Arvardan rose to his feet, but the Secretary overshouted him to say, "No hearing can be fair if a man is present who might subtly influence the mind of the judge by means of admitted mental gifts."

Ennius made his decision quickly. An orderly entered, and Joseph Schwartz, offering no resistance, nor showing the slightest sign of perturbation on his moonlike face, was led away.

To Arvardan it was the final blow.

As for the Secretary, he rose now and for the moment stood there-a squat, grim figure in green; strong in his self-confidence.

He began, in serious, formal style, "Your Excellency, all of Dr. Arvardan's beliefs and statements rest upon the testimony of Dr. Shekt. In turn, Dr. Shekt's beliefs rest upon the dying delirium of one man. And all this, Your Excellency, all this, somehow never reached the surface until after Joseph Schwartz was submitted to the Synapsifier.

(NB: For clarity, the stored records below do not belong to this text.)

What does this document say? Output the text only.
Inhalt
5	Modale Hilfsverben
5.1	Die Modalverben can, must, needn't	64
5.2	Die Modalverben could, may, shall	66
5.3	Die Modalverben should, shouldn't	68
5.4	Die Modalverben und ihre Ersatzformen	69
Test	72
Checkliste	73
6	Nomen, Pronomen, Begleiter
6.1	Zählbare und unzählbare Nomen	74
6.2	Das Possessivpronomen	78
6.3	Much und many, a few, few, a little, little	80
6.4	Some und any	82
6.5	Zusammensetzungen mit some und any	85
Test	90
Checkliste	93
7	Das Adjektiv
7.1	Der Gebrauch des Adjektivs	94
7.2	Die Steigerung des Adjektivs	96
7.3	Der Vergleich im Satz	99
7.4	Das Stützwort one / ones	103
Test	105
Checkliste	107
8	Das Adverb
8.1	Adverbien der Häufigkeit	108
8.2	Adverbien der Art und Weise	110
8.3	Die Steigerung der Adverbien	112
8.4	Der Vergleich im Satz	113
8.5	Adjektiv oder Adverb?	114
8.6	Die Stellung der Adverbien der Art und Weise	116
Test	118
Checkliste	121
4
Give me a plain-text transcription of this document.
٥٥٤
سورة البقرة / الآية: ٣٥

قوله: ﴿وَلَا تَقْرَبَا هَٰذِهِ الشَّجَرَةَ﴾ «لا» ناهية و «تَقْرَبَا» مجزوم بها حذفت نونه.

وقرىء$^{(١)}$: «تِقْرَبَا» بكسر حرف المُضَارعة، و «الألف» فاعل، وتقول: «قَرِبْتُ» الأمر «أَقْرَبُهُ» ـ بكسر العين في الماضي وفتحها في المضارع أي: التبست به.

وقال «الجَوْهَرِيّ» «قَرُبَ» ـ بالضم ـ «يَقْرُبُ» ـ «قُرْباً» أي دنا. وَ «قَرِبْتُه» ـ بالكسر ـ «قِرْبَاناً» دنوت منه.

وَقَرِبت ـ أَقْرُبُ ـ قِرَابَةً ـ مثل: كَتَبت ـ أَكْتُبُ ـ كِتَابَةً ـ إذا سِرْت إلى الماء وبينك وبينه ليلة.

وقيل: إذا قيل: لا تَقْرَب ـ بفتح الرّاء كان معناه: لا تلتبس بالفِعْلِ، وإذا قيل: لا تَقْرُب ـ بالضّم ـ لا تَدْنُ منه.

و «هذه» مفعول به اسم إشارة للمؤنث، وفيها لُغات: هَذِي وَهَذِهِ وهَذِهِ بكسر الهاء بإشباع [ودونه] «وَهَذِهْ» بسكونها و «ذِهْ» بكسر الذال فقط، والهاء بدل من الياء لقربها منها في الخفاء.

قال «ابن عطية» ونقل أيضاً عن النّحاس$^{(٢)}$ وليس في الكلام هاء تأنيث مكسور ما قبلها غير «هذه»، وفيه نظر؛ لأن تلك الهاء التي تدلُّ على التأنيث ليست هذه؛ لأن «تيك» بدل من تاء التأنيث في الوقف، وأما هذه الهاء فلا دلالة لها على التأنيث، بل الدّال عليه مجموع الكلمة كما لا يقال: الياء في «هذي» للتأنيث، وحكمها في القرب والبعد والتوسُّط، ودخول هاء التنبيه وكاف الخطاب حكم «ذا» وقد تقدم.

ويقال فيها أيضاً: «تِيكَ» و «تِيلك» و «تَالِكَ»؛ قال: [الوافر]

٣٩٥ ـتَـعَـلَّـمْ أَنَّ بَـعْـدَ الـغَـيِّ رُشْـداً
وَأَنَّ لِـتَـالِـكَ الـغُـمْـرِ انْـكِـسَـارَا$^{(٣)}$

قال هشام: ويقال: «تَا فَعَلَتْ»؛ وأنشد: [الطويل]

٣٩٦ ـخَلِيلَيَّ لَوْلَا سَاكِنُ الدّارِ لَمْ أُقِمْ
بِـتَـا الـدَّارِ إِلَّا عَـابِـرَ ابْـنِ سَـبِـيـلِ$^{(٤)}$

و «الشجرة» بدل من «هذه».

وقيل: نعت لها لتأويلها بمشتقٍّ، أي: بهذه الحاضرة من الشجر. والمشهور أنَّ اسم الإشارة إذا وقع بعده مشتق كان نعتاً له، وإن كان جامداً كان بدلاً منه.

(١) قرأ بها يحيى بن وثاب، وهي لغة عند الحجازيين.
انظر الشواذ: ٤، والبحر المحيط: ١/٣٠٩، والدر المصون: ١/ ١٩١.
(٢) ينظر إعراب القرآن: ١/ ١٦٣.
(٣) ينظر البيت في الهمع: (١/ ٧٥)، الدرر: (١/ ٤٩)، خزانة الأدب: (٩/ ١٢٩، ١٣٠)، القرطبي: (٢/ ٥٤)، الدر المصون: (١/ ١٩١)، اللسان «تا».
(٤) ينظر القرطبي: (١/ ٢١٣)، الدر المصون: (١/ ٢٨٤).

"Who, then, is Joseph Schwartz? Until Joseph Schwartz appeared on the scene, Dr. Shekt was a normal, untroubled man. You yourself, Your Excellency, spent an afternoon with him the day Schwartz was brought in for treatment. Was he abnormal then? Did he inform you of treason against the Empire? Of certain babblings on the part of a dying biochemist? Did he seem even troubled? Or suspicious? He says now that he was instructed by the High Minister to falsify the results of the Synapsifier tests, not to record the names of those treated. Did he tell you that then? Or only now, after that day on which Schwartz appeared?

"Again, who is Joseph Schwartz? He spoke no known language at the time he was brought in. So much we found out for ourselves later, when we first began to suspect the stability of Dr. Shekt's reason. He was brought in by a farmer who knew nothing of his identity, or, indeed, any facts about him at all. Nor have any since been discovered.